Score variance run-to-run. ±5 points between runs is expected. Use median-of-five for any decision.
Single-page apps reporting low SEO scores due to client-side routing. This is real, not a false positive: AI crawlers usually do not execute JavaScript, so SSR or static rendering is required for GEO.

FAQ

Q: Do AI providers use Lighthouse scores to decide which sites to cite?

No provider has publicly confirmed that. What AI extractors do care about — clean HTML, fast TTFB, semantic structure, accurate metadata — is what Lighthouse audits surface, so a clean Lighthouse report correlates with extractability without being a direct ranking input.

Q: Should I optimize for the lab Lighthouse score or CrUX field data?

Use Lighthouse to catch regressions in CI and CrUX to validate real-user experience. Google's ranking-relevant signal is field data; lab data is the canary that tells you something changed before users feel it.

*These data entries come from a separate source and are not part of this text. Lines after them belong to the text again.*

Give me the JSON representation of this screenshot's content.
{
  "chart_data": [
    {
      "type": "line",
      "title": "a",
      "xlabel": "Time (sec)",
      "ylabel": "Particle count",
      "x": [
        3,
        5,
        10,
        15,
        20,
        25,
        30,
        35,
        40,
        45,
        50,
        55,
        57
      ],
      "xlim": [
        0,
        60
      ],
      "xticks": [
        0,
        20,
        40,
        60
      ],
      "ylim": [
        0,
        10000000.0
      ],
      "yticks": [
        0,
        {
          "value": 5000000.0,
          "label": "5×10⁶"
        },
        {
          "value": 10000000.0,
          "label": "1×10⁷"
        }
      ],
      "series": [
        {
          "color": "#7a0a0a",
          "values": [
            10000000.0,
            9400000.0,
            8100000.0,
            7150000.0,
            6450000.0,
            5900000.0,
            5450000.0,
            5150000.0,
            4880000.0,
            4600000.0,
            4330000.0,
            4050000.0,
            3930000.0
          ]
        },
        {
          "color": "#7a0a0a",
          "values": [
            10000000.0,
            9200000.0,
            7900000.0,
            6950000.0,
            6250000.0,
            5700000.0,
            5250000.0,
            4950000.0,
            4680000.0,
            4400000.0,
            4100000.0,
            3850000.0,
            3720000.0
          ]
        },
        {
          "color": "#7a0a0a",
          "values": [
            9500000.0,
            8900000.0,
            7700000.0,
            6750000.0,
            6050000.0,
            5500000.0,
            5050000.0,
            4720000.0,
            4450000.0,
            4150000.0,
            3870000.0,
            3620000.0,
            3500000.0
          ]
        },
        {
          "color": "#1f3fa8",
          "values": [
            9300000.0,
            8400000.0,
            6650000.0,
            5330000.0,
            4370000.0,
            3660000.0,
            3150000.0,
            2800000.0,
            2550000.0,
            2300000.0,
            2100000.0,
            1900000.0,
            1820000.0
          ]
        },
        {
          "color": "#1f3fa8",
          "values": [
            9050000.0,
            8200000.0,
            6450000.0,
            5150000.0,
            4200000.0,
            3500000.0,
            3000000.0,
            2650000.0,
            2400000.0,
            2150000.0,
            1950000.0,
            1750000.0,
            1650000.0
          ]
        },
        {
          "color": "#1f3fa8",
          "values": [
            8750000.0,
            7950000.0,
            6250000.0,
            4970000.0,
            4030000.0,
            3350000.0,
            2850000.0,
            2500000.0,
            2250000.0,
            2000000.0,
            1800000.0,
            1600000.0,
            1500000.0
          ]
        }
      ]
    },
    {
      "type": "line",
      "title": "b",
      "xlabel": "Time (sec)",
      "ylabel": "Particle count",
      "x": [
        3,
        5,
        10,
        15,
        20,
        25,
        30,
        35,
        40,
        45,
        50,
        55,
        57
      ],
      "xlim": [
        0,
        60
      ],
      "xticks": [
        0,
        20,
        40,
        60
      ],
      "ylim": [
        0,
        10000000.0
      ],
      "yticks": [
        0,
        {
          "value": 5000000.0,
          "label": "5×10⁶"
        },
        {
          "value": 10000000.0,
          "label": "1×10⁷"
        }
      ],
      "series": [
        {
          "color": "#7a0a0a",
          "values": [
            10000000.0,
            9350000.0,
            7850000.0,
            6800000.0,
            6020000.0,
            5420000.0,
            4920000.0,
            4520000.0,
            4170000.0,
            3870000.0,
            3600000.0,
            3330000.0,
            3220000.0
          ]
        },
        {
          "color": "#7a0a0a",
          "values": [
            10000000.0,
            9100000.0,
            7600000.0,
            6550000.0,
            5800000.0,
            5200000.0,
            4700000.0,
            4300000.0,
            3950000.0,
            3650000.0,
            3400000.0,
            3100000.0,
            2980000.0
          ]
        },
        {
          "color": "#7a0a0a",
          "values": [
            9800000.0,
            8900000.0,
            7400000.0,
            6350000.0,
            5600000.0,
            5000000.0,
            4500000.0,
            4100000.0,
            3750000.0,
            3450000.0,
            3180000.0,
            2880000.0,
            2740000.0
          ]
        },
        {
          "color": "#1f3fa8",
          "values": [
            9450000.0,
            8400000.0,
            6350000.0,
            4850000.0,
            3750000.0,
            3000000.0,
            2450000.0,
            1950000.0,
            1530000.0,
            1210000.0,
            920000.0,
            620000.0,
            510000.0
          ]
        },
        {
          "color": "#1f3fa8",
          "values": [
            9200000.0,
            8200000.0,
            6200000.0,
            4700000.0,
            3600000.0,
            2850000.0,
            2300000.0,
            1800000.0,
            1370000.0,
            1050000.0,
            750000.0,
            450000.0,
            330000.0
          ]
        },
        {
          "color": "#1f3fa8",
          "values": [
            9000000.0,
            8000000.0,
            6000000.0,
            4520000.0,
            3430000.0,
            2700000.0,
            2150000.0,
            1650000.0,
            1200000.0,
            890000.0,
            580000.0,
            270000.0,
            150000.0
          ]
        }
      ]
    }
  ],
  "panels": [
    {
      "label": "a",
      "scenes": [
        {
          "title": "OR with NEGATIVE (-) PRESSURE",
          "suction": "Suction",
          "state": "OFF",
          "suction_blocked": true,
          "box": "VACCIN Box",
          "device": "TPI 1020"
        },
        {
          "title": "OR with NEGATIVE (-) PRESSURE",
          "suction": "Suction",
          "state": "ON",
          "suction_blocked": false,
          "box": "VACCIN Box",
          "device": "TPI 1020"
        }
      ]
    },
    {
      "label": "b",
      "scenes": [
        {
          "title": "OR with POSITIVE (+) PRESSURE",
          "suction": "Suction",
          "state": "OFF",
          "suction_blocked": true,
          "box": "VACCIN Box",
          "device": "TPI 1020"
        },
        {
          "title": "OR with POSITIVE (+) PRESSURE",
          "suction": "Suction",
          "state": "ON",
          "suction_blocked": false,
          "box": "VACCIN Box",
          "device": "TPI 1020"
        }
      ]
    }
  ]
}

Q: Lighthouse SEO score is 100 but I'm not getting AI citations. Why?

Lighthouse SEO covers structural readiness, not topical authority. A 100 means crawlers can read your page; it does not mean AI systems pick you as the best source. Pair Lighthouse with topical depth, internal linking, and structured data work.

Q: What target scores should we set in CI?

Reasonable defaults: SEO ≥ 95, Accessibility ≥ 95, Best Practices ≥ 90, Performance warn at 80. Tune by content template, not site-wide — hub pages and article pages have different floors.

Q: Is INP the same as the old FID?

No. FID measured only the delay before the first input was processed. INP captures the full interaction-to-paint cost across the worst-of-all interactions on the page, which is a far better proxy for perceived responsiveness. INP replaced FID on 12 March 2024.